Reweighted Flow Matching via Unbalanced OT for Label-free Long-tailed Generation
Hyunsoo Song, Minjung Gim, Jaewoong Choi
TL;DR
This work tackles the challenge of generating balanced data under long-tailed, label-free settings by integrating Unbalanced Optimal Transport into flow matching. The core idea is to build a mini-batch UOT coupling to construct a majority score and then reweight the flow-matching objective with an inverse power of this score, enabling first-order recovery of the target distribution and improved tail generation with higher-order corrections. Theoretical analysis shows bias in standard UOT-based flow matching and how the proposed reweighting corrects it, while extensive experiments on CIFAR-10/100 LT datasets demonstrate superior tail fidelity, class-proportion recovery, and competitive performance on balanced data.
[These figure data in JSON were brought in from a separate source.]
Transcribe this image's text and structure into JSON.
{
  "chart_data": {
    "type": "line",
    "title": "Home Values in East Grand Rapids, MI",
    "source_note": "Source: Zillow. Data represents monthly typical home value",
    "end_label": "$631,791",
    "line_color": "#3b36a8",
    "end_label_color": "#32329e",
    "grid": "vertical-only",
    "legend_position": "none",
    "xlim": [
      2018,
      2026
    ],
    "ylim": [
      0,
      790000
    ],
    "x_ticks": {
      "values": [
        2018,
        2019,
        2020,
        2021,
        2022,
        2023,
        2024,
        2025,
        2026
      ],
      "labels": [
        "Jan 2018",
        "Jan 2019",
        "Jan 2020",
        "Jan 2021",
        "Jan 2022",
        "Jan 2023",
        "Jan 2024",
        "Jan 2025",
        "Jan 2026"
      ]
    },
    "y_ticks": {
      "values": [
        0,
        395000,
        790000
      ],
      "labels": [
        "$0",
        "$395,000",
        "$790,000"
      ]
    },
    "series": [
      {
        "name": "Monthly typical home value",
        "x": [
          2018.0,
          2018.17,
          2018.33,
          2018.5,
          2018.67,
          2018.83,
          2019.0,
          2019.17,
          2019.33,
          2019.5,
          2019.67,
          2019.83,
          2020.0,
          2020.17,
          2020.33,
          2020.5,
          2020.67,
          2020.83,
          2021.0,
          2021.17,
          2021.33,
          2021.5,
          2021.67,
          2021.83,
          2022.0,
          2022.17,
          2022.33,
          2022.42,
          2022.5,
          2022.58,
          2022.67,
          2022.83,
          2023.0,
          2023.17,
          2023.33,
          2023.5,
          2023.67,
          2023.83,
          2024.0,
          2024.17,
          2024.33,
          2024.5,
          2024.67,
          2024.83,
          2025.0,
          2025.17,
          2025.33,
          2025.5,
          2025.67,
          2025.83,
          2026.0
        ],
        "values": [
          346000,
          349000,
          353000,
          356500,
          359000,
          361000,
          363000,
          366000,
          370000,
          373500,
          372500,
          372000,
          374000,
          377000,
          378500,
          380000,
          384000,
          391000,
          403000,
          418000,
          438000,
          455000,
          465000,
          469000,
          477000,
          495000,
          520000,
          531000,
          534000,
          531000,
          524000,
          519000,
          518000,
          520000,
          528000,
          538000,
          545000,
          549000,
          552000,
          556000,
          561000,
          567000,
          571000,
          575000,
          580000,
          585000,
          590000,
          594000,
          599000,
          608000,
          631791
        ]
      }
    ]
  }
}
The approach offers a practical, label-free pathway to mitigate majority bias in continuous-time generative modeling with minimal training overhead and strong empirical gains. A potential extension is to combine UOT-RFM with test-time guidance for further improvements without retraining.
Abstract
Flow matching has recently emerged as a powerful framework for continuous-time generative modeling. However, when applied to long-tailed distributions, standard flow matching suffers from majority bias, producing minority modes with low fidelity and failing to match the true class proportions. In this work, we propose Unbalanced Optimal Transport Reweighted Flow Matching (UOT-RFM), a novel framework for generative modeling under class-imbalanced (long-tailed) distributions that operates without any class label information. Our method constructs the conditional vector field using mini-batch Unbalanced Optimal Transport (UOT) and mitigates majority bias through a principled inverse reweighting strategy. The reweighting relies on a label-free majority score, defined as the density ratio between the target distribution and the UOT marginal. This score quantifies the degree of majority based on the geometric structure of the data, without requiring class labels. By incorporating this score into the training objective, UOT-RFM theoretically recovers the target distribution with first-order correction ($k=1$) and empirically improves tail-class generation through higher-order corrections ($k > 1$). Our model outperforms existing flow matching baselines on long-tailed benchmarks, while maintaining competitive performance on balanced datasets.